TP-Link is one of the top router manufacturers, and it's bringing a new fleet of models to market in 2023, the company announced Monday. All of them will support Wi-Fi 7, the upcoming generation of Wi-Fi technology. They're the first Wi-Fi 7 routers to make a public debut -- and it's a particularly early one, as Wi-Fi 7 isn't expected to launch in any official sense until 2024.
With the potential for significantly faster top speeds and better performance in high-congestion environments thanks to new features like 4096QAM and support for 320MHz channel width, Wi-Fi 7 (also known as 802.11be) stands to be another big step forward for wireless networking. By design, it builds on Wi-Fi 6E, which introduced home networks to the recently opened, ultrawide 6GHz band -- Wi-Fi 7 should continue to put that band to work, and it could introduce new features that allow devices to send data over multiple bands at the same time.
But -- again -- it isn't here yet. While some manufacturers are already starting to roll out hardware based on initial drafts of the standard, a final release of Wi-Fi 7 is still at least several months away, if not more than a year away. The Institute of Electrical and Electronic Engineers, the group responsible for developing new versions of Wi-Fi, has been working on Wi-Fi 7 for years now, but full ratification isn't planned to happen until 2024. From there, the Wi-Fi Alliance, a networking industry group, should begin certifying new Wi-Fi 7 devices, just as it's done with previous generations, including Wi-Fi 6.
That means that TP-Link's new routers, which are expected to start shipping out in the first quarter of next year, will hit the market without industry certification. There will also be few, if any, Wi-Fi 7 client devices like phones and laptops, which will be capable of taking full advantage of the still unreleased standard. Devices like those might not start saturating the market until 2025.
TP-Link still sees a benefit for early adopters though, and it points to its Deco line of mesh routers to make the case. The new TP-Link Deco BE95 system is, "the most powerful mesh system we've ever built," the company says. It has multiple Ethernet jacks supporting incoming wired speeds as high as 10 gigabits per second and a quad-band design with two separate 6GHz bands in addition to the usual 2.4 and 5GHz bands. With top theoretical wireless speeds as high as 11,520 megabits per second -- more than 11 gigs per second -- the system can use one of those 6GHz bands as a dedicated wireless backhaul for sending data between Deco devices on its way from the far corners of your home to the cloud.
That, TP-Link says, means that people will benefit from the faster Wi-Fi 7 connection between extenders, even without any other Wi-Fi 7 devices on their network.

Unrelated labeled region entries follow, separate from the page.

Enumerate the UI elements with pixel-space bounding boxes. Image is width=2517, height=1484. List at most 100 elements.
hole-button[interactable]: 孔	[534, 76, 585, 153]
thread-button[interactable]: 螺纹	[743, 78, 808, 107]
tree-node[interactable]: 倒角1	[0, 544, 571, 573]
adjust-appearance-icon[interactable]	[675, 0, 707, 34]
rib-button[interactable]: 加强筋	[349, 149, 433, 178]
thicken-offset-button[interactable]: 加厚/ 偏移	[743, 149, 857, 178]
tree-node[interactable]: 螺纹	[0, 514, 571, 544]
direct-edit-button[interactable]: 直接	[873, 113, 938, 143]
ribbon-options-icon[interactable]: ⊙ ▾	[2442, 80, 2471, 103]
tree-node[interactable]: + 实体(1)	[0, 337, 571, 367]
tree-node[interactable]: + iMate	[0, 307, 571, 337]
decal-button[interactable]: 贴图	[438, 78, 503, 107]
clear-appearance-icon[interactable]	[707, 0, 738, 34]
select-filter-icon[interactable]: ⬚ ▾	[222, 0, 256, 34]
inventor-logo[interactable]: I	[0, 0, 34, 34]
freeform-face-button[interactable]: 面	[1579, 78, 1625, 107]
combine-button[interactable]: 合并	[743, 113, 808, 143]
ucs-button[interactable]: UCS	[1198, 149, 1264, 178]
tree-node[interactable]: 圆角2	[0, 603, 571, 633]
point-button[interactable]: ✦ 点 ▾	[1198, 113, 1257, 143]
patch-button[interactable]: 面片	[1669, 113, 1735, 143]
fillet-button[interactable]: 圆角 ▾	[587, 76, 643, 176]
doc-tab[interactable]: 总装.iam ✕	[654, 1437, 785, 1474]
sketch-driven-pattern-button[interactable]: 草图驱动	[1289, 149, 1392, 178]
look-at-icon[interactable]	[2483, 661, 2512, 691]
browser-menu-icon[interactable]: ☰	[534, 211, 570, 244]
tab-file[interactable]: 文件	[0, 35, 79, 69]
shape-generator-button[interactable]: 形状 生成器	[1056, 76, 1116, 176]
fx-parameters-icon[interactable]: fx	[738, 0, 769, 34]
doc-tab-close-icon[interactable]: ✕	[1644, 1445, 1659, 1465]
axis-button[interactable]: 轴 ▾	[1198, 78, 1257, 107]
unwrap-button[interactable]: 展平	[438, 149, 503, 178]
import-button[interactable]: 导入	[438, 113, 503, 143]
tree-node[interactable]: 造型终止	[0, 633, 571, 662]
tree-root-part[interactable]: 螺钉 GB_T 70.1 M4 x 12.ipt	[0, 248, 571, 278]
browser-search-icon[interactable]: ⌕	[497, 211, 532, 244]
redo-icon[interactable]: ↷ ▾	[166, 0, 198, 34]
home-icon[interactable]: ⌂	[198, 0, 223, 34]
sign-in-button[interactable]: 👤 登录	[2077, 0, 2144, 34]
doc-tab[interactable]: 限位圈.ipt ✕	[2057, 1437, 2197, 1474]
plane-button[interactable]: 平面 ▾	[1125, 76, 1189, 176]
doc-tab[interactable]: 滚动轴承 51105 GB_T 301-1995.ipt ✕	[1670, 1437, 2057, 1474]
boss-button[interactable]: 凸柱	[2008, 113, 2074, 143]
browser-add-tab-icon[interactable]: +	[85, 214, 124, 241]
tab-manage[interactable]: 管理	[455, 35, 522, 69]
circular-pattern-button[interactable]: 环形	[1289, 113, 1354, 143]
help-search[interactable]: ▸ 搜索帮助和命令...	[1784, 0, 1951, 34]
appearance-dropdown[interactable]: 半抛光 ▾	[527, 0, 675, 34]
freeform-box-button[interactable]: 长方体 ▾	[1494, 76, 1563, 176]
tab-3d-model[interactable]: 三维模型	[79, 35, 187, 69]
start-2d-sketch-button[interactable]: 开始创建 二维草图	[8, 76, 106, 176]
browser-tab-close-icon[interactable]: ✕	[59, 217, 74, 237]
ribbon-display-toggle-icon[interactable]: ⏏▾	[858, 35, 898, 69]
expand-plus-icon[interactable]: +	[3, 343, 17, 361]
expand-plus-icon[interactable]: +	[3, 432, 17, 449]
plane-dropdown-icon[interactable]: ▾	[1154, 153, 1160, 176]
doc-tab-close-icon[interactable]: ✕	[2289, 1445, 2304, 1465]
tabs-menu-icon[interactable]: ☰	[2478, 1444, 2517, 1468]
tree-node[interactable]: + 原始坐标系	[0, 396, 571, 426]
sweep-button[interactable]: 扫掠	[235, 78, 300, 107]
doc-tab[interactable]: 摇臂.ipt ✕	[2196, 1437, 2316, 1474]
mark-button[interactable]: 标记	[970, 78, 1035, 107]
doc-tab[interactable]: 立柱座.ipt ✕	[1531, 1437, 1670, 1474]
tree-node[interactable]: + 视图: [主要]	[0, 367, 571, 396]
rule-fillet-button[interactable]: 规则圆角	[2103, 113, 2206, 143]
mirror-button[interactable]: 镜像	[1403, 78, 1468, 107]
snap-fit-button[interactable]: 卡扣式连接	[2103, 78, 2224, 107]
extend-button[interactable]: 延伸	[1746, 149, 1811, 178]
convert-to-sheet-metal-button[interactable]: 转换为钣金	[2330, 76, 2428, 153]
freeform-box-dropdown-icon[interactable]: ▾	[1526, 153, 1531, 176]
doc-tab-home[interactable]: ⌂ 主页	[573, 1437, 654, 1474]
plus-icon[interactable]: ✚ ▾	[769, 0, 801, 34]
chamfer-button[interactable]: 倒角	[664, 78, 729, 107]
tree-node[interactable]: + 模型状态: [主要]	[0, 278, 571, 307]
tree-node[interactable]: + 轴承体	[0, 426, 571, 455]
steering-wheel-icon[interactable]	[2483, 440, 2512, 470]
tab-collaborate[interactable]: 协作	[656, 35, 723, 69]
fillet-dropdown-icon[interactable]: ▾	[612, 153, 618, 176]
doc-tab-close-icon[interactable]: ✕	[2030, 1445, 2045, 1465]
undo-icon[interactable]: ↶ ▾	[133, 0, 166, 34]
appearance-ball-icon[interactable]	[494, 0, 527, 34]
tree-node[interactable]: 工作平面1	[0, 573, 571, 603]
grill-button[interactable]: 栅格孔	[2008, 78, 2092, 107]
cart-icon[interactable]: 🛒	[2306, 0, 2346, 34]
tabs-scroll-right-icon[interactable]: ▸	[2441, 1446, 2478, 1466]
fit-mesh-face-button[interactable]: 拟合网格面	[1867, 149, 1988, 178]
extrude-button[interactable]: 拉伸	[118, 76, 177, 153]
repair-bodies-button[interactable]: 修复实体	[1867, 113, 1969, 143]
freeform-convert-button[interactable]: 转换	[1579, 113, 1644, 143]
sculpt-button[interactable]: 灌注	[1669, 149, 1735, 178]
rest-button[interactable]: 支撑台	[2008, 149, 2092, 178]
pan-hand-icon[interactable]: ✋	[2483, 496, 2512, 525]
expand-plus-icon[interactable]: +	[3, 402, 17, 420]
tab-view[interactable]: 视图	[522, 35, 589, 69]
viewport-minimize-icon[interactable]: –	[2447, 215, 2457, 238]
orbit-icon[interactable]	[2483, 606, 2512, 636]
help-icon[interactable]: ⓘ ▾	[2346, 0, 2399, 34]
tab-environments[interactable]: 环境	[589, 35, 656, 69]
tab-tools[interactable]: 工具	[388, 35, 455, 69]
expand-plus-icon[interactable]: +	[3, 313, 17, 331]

Still, it's a questionable pitch given the continued lack of high-speed broadband access across much of the country.
"Multi-gig internet plan is required to achieve Wi-Fi speeds over 1Gbps," reads the fine print on TP-Link's press release announcing the new routers. "Actual wireless performance will vary based on network environment and condition.
While multi-gig internet plans are indeed on the rise, the average home's internet speed still currently sits somewhere around 200Mbps in the US. ISP speeds like those serve as a speed limit for home Wi-Fi networks, which means that most homes are likely still years away from being able to take full advantage of routers like these.
Then there's the question of cost. Early adoption doesn't come cheap. With the Deco mesh line, the top-end BE95 system will cost $1,200 for a two-pack, while the Deco BE85, a tri-band version with a single 6GHz band, will debut at $1,000 for a two-pack. Both prices are several hundred dollars higher than any other Deco mesh system currently on the market.
It's not just mesh, though. TP-Link's new Wi-Fi 7 lineup includes a couple of standalone routers for the Archer lineup, too. Most eye-catching among them is the $700 Archer BE900, which sports a futuristic, upright design that looks more like a gaming console than a router, complete with LED touch controls on the front face. Like the Deco BE95 system, it's a quad-band Wi-Fi 7 router with two separate 6GHz bands. Meanwhile, the Archer GE800 is the company's new flagship gaming router, with a literal flagship design that looks like something in which a miniature Darth Vader might fly into battle.
Both are big swings, but the benefits to the average user seem even less clear than the Deco devices, which can at least put Wi-Fi 7's technology to work as a mesh backhaul. I asked TP-Link if the new standalone Wi-Fi 7 routers will essentially function as Wi-Fi 6E routers until there are Wi-Fi 7 client devices that speak the same language.
"That's totally correct," a TP-Link spokesperson acknowledged. "Wi-Fi 7 is backwards compatible with Wi-Fi 6E, Wi-Fi 6, and Wi-Fi 5. So that's the situation, yes."
The TP-Link Archer BE900 router and Deco 95 and Deco 85 mesh systems are each set to go up for presale on Dec. 31, and expected to ship out during the first quarter of 2023. Additional models are expected to follow suit later in the year, including the Archer GE800 gaming router, though TP-Link says that not all models will be made available in all regions. When I get my hands on them, I'll have more to report.